Model For Flu Spread May Not Work In COVID-19: Study
Researchers, including one of Indian-origin, have reported that a mathematical model that can help project the spread of infectious diseases like the seasonal flu may not be the best way to predict the spread of COVID -19.
A mathematical model that can help project the spread of infectious diseases like the seasonal flu may not be the best way to predict the spread of COVID -19, researchers, including one of Indian-origin, have reported. Called the R-naught, or basic reproductive number, the model predicts the average number of susceptible people who will be infected by one infectious person.
It is calculated using three main factors -- the infectious period of the disease, how the disease spreads and how many people an infected individual will likely come into contact with. Historically, if the R-naught is larger than one, infections can become rampant and an epidemic or more widespread pandemic is likely.
The COVID -19 pandemic had an early R-naught between two and three. In a letter published in the journal Infection Control and Hospital Epidemiology, researchers have argued that lockdowns that have become necessary to help mitigate the COVID -19 pandemic have complicated predicting the disease's spread by altering the normal mix of the population.
Arni Rao, a mathematical modeller at the Medical College of Georgia at Augusta University in the US and his co-authors instead suggested more of a dynamic, moment in time approach using a model called the geometric mean.
That model uses today's number to predict tomorrow's numbers. A current number of infections in Augusta today, for example, is divided by the number of predicted infections for tomorrow to develop a more accurate and current reproductive rate.
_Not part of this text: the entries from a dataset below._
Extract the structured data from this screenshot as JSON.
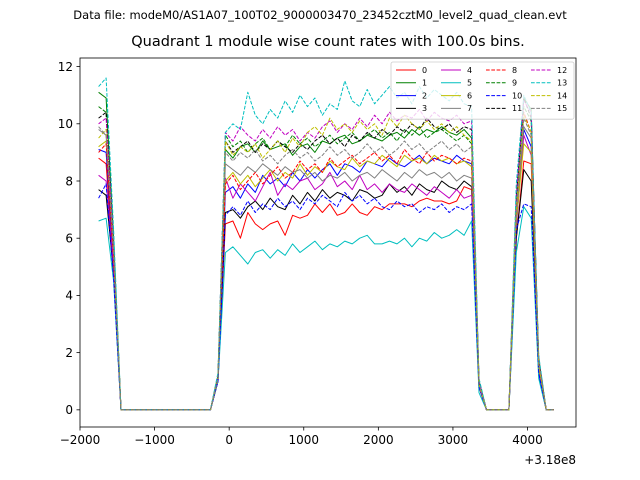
{
  "suptitle": "Data file: modeM0/AS1A07_100T02_9000003470_23452cztM0_level2_quad_clean.evt",
  "chart_data": {
    "type": "line",
    "title": "Quadrant 1 module wise count rates with 100.0s bins.",
    "xlabel": "",
    "ylabel": "",
    "x_offset_label": "+3.18e8",
    "xlim": [
      -2000,
      4650
    ],
    "ylim": [
      -0.6,
      12.3
    ],
    "xticks": [
      -2000,
      -1000,
      0,
      1000,
      2000,
      3000,
      4000
    ],
    "xtick_labels": [
      "−2000",
      "−1000",
      "0",
      "1000",
      "2000",
      "3000",
      "4000"
    ],
    "yticks": [
      0,
      2,
      4,
      6,
      8,
      10,
      12
    ],
    "ytick_labels": [
      "0",
      "2",
      "4",
      "6",
      "8",
      "10",
      "12"
    ],
    "grid": false,
    "legend": {
      "placement": "top-right",
      "columns": 4
    },
    "x": [
      -1750,
      -1650,
      -1550,
      -1450,
      -1350,
      -1250,
      -1150,
      -1050,
      -950,
      -850,
      -750,
      -650,
      -550,
      -450,
      -350,
      -250,
      -150,
      -50,
      50,
      150,
      250,
      350,
      450,
      550,
      650,
      750,
      850,
      950,
      1050,
      1150,
      1250,
      1350,
      1450,
      1550,
      1650,
      1750,
      1850,
      1950,
      2050,
      2150,
      2250,
      2350,
      2450,
      2550,
      2650,
      2750,
      2850,
      2950,
      3050,
      3150,
      3250,
      3350,
      3450,
      3550,
      3650,
      3750,
      3850,
      3950,
      4050,
      4150,
      4250,
      4350
    ],
    "series": [
      {
        "name": "0",
        "color": "#ff0000",
        "dash": "solid",
        "values": [
          8.8,
          8.6,
          5.0,
          0.0,
          0.0,
          0.0,
          0.0,
          0.0,
          0.0,
          0.0,
          0.0,
          0.0,
          0.0,
          0.0,
          0.0,
          0.0,
          1.0,
          6.5,
          6.6,
          6.0,
          6.9,
          6.5,
          6.3,
          6.5,
          6.6,
          6.1,
          6.8,
          6.7,
          6.8,
          7.2,
          6.9,
          7.2,
          6.8,
          6.9,
          7.2,
          6.9,
          6.8,
          7.1,
          7.0,
          7.2,
          7.2,
          7.2,
          7.1,
          7.3,
          7.4,
          7.3,
          7.3,
          7.2,
          7.3,
          7.8,
          7.7,
          0.8,
          0.0,
          0.0,
          0.0,
          0.0,
          6.0,
          8.7,
          8.6,
          1.4,
          0.0,
          0.0
        ]
      },
      {
        "name": "1",
        "color": "#008000",
        "dash": "solid",
        "values": [
          11.1,
          10.9,
          6.0,
          0.0,
          0.0,
          0.0,
          0.0,
          0.0,
          0.0,
          0.0,
          0.0,
          0.0,
          0.0,
          0.0,
          0.0,
          0.0,
          1.2,
          9.1,
          8.8,
          9.2,
          9.3,
          9.0,
          9.4,
          9.1,
          9.2,
          9.3,
          8.9,
          9.2,
          9.3,
          9.0,
          9.4,
          9.3,
          9.5,
          9.6,
          9.3,
          9.4,
          9.6,
          9.5,
          9.4,
          9.6,
          9.7,
          9.5,
          9.8,
          9.6,
          9.8,
          9.7,
          9.9,
          9.7,
          9.6,
          9.8,
          9.5,
          1.0,
          0.0,
          0.0,
          0.0,
          0.0,
          7.2,
          10.9,
          10.5,
          1.6,
          0.0,
          0.0
        ]
      },
      {
        "name": "2",
        "color": "#0000ff",
        "dash": "solid",
        "values": [
          9.1,
          9.0,
          5.2,
          0.0,
          0.0,
          0.0,
          0.0,
          0.0,
          0.0,
          0.0,
          0.0,
          0.0,
          0.0,
          0.0,
          0.0,
          0.0,
          1.1,
          7.6,
          7.8,
          7.4,
          7.9,
          7.6,
          8.2,
          7.9,
          8.1,
          7.8,
          8.3,
          8.0,
          8.4,
          8.1,
          8.4,
          8.6,
          8.2,
          8.6,
          8.5,
          8.3,
          8.7,
          8.6,
          8.5,
          8.8,
          8.6,
          8.5,
          8.7,
          8.9,
          8.6,
          8.8,
          8.7,
          8.6,
          8.9,
          8.7,
          8.6,
          0.9,
          0.0,
          0.0,
          0.0,
          0.0,
          6.4,
          9.8,
          9.2,
          1.2,
          0.0,
          0.0
        ]
      },
      {
        "name": "3",
        "color": "#000000",
        "dash": "solid",
        "values": [
          7.7,
          7.5,
          4.8,
          0.0,
          0.0,
          0.0,
          0.0,
          0.0,
          0.0,
          0.0,
          0.0,
          0.0,
          0.0,
          0.0,
          0.0,
          0.0,
          1.0,
          6.9,
          7.0,
          6.7,
          7.1,
          7.3,
          7.0,
          7.4,
          7.1,
          7.0,
          7.5,
          7.2,
          7.6,
          7.3,
          7.7,
          7.4,
          7.6,
          7.5,
          7.3,
          7.7,
          7.6,
          7.4,
          7.5,
          7.9,
          7.6,
          7.8,
          7.5,
          7.9,
          7.7,
          7.6,
          8.0,
          7.8,
          7.7,
          8.0,
          7.8,
          0.8,
          0.0,
          0.0,
          0.0,
          0.0,
          6.0,
          8.4,
          8.0,
          1.5,
          0.0,
          0.0
        ]
      },
      {
        "name": "4",
        "color": "#c000c0",
        "dash": "solid",
        "values": [
          8.2,
          8.0,
          5.0,
          0.0,
          0.0,
          0.0,
          0.0,
          0.0,
          0.0,
          0.0,
          0.0,
          0.0,
          0.0,
          0.0,
          0.0,
          0.0,
          1.1,
          8.1,
          7.4,
          7.9,
          7.6,
          7.3,
          7.8,
          8.3,
          7.5,
          7.9,
          7.7,
          8.0,
          8.1,
          7.7,
          7.9,
          8.3,
          7.8,
          8.0,
          7.7,
          8.2,
          7.7,
          7.9,
          7.6,
          7.9,
          7.7,
          7.6,
          7.9,
          7.7,
          7.5,
          7.8,
          7.6,
          7.4,
          7.7,
          7.4,
          7.5,
          0.8,
          0.0,
          0.0,
          0.0,
          0.0,
          6.5,
          9.6,
          8.9,
          1.4,
          0.0,
          0.0
        ]
      },
      {
        "name": "5",
        "color": "#00bfbf",
        "dash": "solid",
        "values": [
          6.6,
          6.7,
          4.5,
          0.0,
          0.0,
          0.0,
          0.0,
          0.0,
          0.0,
          0.0,
          0.0,
          0.0,
          0.0,
          0.0,
          0.0,
          0.0,
          1.0,
          5.5,
          5.7,
          5.4,
          5.1,
          5.5,
          5.6,
          5.3,
          5.6,
          5.4,
          5.8,
          5.5,
          5.7,
          5.9,
          5.6,
          5.8,
          5.7,
          5.9,
          5.8,
          6.0,
          6.1,
          5.8,
          5.8,
          5.9,
          5.8,
          6.0,
          5.7,
          6.0,
          5.9,
          6.2,
          6.0,
          6.1,
          6.3,
          6.1,
          6.6,
          0.6,
          0.0,
          0.0,
          0.0,
          0.0,
          5.5,
          7.1,
          6.7,
          1.1,
          0.0,
          0.0
        ]
      },
      {
        "name": "6",
        "color": "#bfbf00",
        "dash": "solid",
        "values": [
          9.2,
          9.4,
          5.4,
          0.0,
          0.0,
          0.0,
          0.0,
          0.0,
          0.0,
          0.0,
          0.0,
          0.0,
          0.0,
          0.0,
          0.0,
          0.0,
          1.2,
          8.0,
          8.3,
          7.9,
          8.2,
          7.8,
          8.1,
          8.4,
          8.0,
          8.3,
          8.1,
          8.6,
          8.2,
          8.5,
          8.3,
          8.7,
          8.5,
          8.4,
          8.8,
          8.5,
          8.7,
          8.6,
          8.9,
          8.7,
          8.5,
          8.9,
          8.7,
          8.8,
          8.6,
          8.9,
          8.7,
          8.8,
          8.6,
          8.7,
          8.5,
          0.9,
          0.0,
          0.0,
          0.0,
          0.0,
          6.6,
          9.3,
          9.0,
          1.5,
          0.0,
          0.0
        ]
      },
      {
        "name": "7",
        "color": "#808080",
        "dash": "solid",
        "values": [
          9.8,
          9.6,
          5.6,
          0.0,
          0.0,
          0.0,
          0.0,
          0.0,
          0.0,
          0.0,
          0.0,
          0.0,
          0.0,
          0.0,
          0.0,
          0.0,
          1.1,
          8.6,
          8.4,
          8.2,
          8.5,
          8.3,
          8.6,
          8.4,
          8.2,
          8.5,
          8.3,
          8.4,
          8.1,
          8.3,
          8.0,
          8.2,
          8.1,
          8.3,
          8.0,
          8.2,
          8.3,
          8.1,
          8.4,
          8.2,
          8.0,
          8.3,
          8.1,
          8.4,
          8.2,
          8.3,
          8.1,
          8.3,
          8.0,
          8.2,
          8.1,
          0.9,
          0.0,
          0.0,
          0.0,
          0.0,
          6.8,
          9.9,
          9.5,
          1.7,
          0.0,
          0.0
        ]
      },
      {
        "name": "8",
        "color": "#ff0000",
        "dash": "dashed",
        "values": [
          9.0,
          9.3,
          5.3,
          0.0,
          0.0,
          0.0,
          0.0,
          0.0,
          0.0,
          0.0,
          0.0,
          0.0,
          0.0,
          0.0,
          0.0,
          0.0,
          1.1,
          7.9,
          8.2,
          7.7,
          8.0,
          8.3,
          7.9,
          8.2,
          8.5,
          8.1,
          8.3,
          8.7,
          8.4,
          8.6,
          8.3,
          8.8,
          8.5,
          8.7,
          8.9,
          8.6,
          8.8,
          9.0,
          8.7,
          8.9,
          8.6,
          9.1,
          8.8,
          8.6,
          9.0,
          8.7,
          8.9,
          8.8,
          8.6,
          8.8,
          8.7,
          0.9,
          0.0,
          0.0,
          0.0,
          0.0,
          6.9,
          10.4,
          9.7,
          1.6,
          0.0,
          0.0
        ]
      },
      {
        "name": "9",
        "color": "#008000",
        "dash": "dashed",
        "values": [
          10.6,
          10.4,
          5.8,
          0.0,
          0.0,
          0.0,
          0.0,
          0.0,
          0.0,
          0.0,
          0.0,
          0.0,
          0.0,
          0.0,
          0.0,
          0.0,
          1.2,
          9.6,
          9.2,
          9.4,
          9.0,
          9.3,
          9.5,
          9.1,
          9.4,
          9.2,
          9.6,
          9.3,
          9.5,
          9.2,
          9.4,
          9.6,
          9.3,
          9.5,
          9.7,
          9.4,
          9.6,
          9.8,
          9.5,
          9.7,
          9.4,
          9.8,
          9.6,
          9.9,
          9.5,
          9.7,
          9.8,
          9.6,
          9.4,
          9.6,
          9.3,
          1.0,
          0.0,
          0.0,
          0.0,
          0.0,
          7.3,
          10.6,
          10.1,
          1.8,
          0.0,
          0.0
        ]
      },
      {
        "name": "10",
        "color": "#0000ff",
        "dash": "dashed",
        "values": [
          7.4,
          7.9,
          4.6,
          0.0,
          0.0,
          0.0,
          0.0,
          0.0,
          0.0,
          0.0,
          0.0,
          0.0,
          0.0,
          0.0,
          0.0,
          0.0,
          1.0,
          6.8,
          7.1,
          6.8,
          7.3,
          6.9,
          7.2,
          7.0,
          7.4,
          7.1,
          7.3,
          7.0,
          7.4,
          7.2,
          7.5,
          7.3,
          7.1,
          7.6,
          7.3,
          7.5,
          7.2,
          7.4,
          7.1,
          7.0,
          7.3,
          7.1,
          7.2,
          6.9,
          7.1,
          7.0,
          7.2,
          6.9,
          7.1,
          7.0,
          7.2,
          0.8,
          0.0,
          0.0,
          0.0,
          0.0,
          6.3,
          7.2,
          7.1,
          1.3,
          0.0,
          0.0
        ]
      },
      {
        "name": "11",
        "color": "#000000",
        "dash": "dashed",
        "values": [
          10.2,
          10.4,
          5.7,
          0.0,
          0.0,
          0.0,
          0.0,
          0.0,
          0.0,
          0.0,
          0.0,
          0.0,
          0.0,
          0.0,
          0.0,
          0.0,
          1.2,
          9.4,
          9.0,
          9.2,
          9.4,
          9.0,
          9.3,
          9.1,
          9.4,
          9.2,
          9.0,
          9.3,
          9.1,
          9.4,
          9.6,
          9.3,
          9.5,
          9.2,
          9.6,
          9.4,
          9.7,
          9.5,
          9.8,
          9.6,
          9.9,
          9.7,
          10.0,
          9.8,
          10.2,
          9.9,
          9.8,
          10.0,
          9.7,
          9.9,
          9.8,
          1.0,
          0.0,
          0.0,
          0.0,
          0.0,
          7.4,
          10.9,
          10.2,
          1.8,
          0.0,
          0.0
        ]
      },
      {
        "name": "12",
        "color": "#c000c0",
        "dash": "dashed",
        "values": [
          10.0,
          10.2,
          5.8,
          0.0,
          0.0,
          0.0,
          0.0,
          0.0,
          0.0,
          0.0,
          0.0,
          0.0,
          0.0,
          0.0,
          0.0,
          0.0,
          1.2,
          9.7,
          9.4,
          9.9,
          9.6,
          9.4,
          9.8,
          9.5,
          9.9,
          9.6,
          9.8,
          9.4,
          9.7,
          9.5,
          9.9,
          10.1,
          9.7,
          10.0,
          9.8,
          10.2,
          9.9,
          10.3,
          10.0,
          10.4,
          10.1,
          10.3,
          10.2,
          10.5,
          10.1,
          10.4,
          10.2,
          10.1,
          10.3,
          10.0,
          10.1,
          1.0,
          0.0,
          0.0,
          0.0,
          0.0,
          7.5,
          10.8,
          10.4,
          1.7,
          0.0,
          0.0
        ]
      },
      {
        "name": "13",
        "color": "#00bfbf",
        "dash": "dashed",
        "values": [
          11.3,
          11.6,
          6.3,
          0.0,
          0.0,
          0.0,
          0.0,
          0.0,
          0.0,
          0.0,
          0.0,
          0.0,
          0.0,
          0.0,
          0.0,
          0.0,
          1.3,
          9.7,
          10.0,
          9.8,
          11.1,
          10.3,
          10.0,
          10.5,
          10.2,
          10.8,
          10.4,
          11.0,
          10.6,
          10.9,
          10.3,
          10.7,
          10.5,
          11.5,
          10.8,
          10.6,
          11.2,
          10.7,
          11.0,
          11.3,
          10.9,
          11.1,
          10.7,
          11.3,
          10.9,
          11.2,
          11.0,
          10.8,
          11.1,
          10.7,
          10.6,
          1.1,
          0.0,
          0.0,
          0.0,
          0.0,
          7.9,
          11.0,
          10.4,
          1.9,
          0.0,
          0.0
        ]
      },
      {
        "name": "14",
        "color": "#bfbf00",
        "dash": "dashed",
        "values": [
          9.5,
          9.8,
          5.5,
          0.0,
          0.0,
          0.0,
          0.0,
          0.0,
          0.0,
          0.0,
          0.0,
          0.0,
          0.0,
          0.0,
          0.0,
          0.0,
          1.1,
          9.4,
          8.9,
          9.2,
          9.0,
          9.3,
          8.8,
          9.1,
          9.4,
          9.0,
          9.5,
          9.2,
          9.7,
          9.9,
          9.6,
          10.2,
          9.8,
          10.0,
          9.7,
          10.1,
          9.8,
          10.0,
          9.6,
          10.2,
          9.9,
          10.3,
          10.0,
          9.8,
          10.1,
          9.8,
          10.0,
          9.7,
          9.9,
          9.6,
          9.4,
          0.9,
          0.0,
          0.0,
          0.0,
          0.0,
          7.0,
          10.3,
          9.7,
          1.6,
          0.0,
          0.0
        ]
      },
      {
        "name": "15",
        "color": "#808080",
        "dash": "dashed",
        "values": [
          9.9,
          9.6,
          5.6,
          0.0,
          0.0,
          0.0,
          0.0,
          0.0,
          0.0,
          0.0,
          0.0,
          0.0,
          0.0,
          0.0,
          0.0,
          0.0,
          1.1,
          9.0,
          8.7,
          9.0,
          8.8,
          9.1,
          8.7,
          8.9,
          8.6,
          8.9,
          9.1,
          8.8,
          9.0,
          8.7,
          8.9,
          9.2,
          8.9,
          9.1,
          8.8,
          9.0,
          9.3,
          9.0,
          9.2,
          8.9,
          9.1,
          9.4,
          9.1,
          9.3,
          9.0,
          9.2,
          9.4,
          9.1,
          9.3,
          9.0,
          9.2,
          0.9,
          0.0,
          0.0,
          0.0,
          0.0,
          6.9,
          10.2,
          9.6,
          1.7,
          0.0,
          0.0
        ]
      }
    ]
  }
}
While this geometric method can't predict long term trends, it can more accurately predict likely numbers for the short term, the researchers said.
"The R-naught model can't be changed to account for contact rates that can change from day to day when lockdowns are imposed," Rao explained.
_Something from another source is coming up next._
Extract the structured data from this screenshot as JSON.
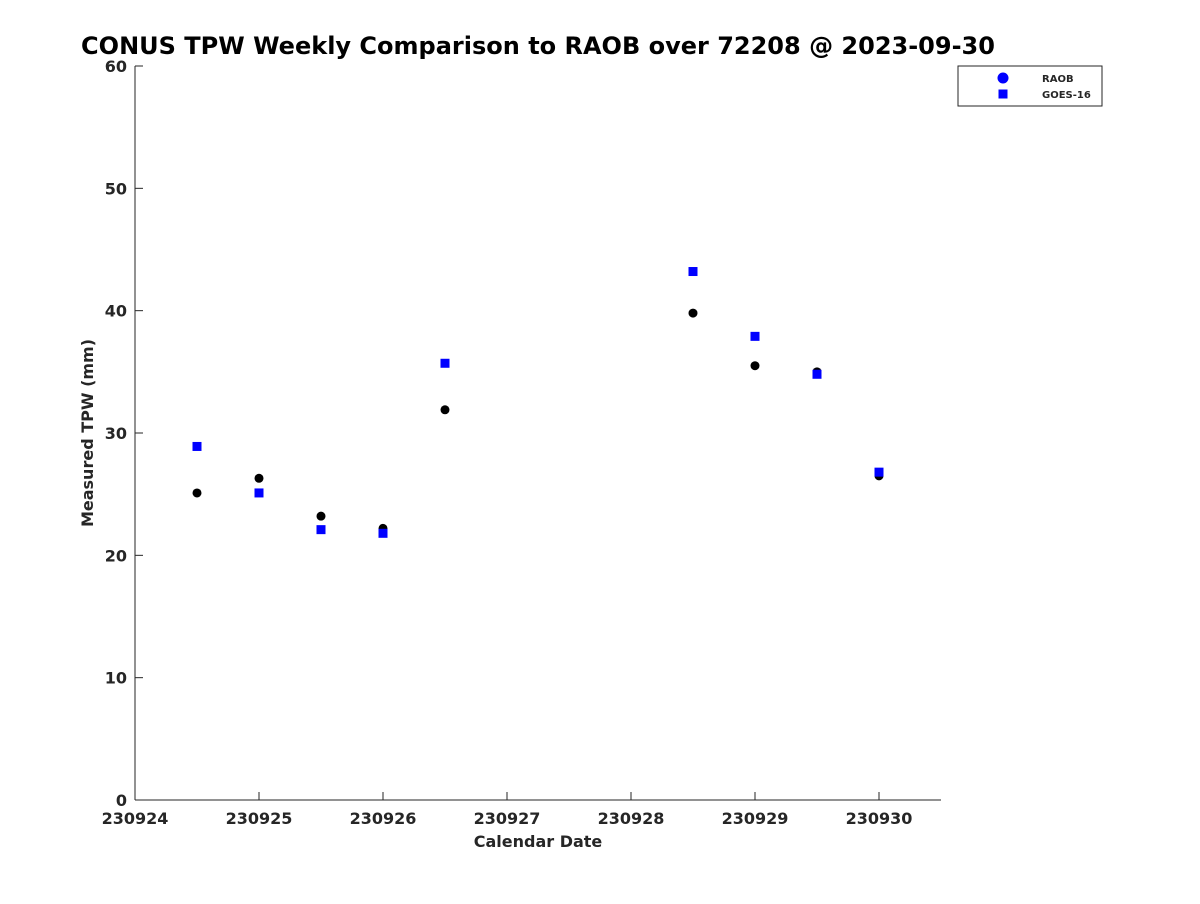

"In the initial days of the pandemic, we depended on these traditional methods to predict the spread, but lockdowns change the way people have contact with each other."
A uniform R-naught is also not possible since the Covid-19 pandemic has varied widely in different areas of the country and world.
Places have different rates of infection, on different timelines -- hotspots like New York and California would have higher R-naughts. The R-naught also did not predict the current third wave of the COVID -19 pandemic.
"Different factors continuously alter ground-level basic reproductive numbers, which is why we need a better model," Rao says.
Better models have implications for mitigating the spread of COVID -19 and for future planning, the authors said.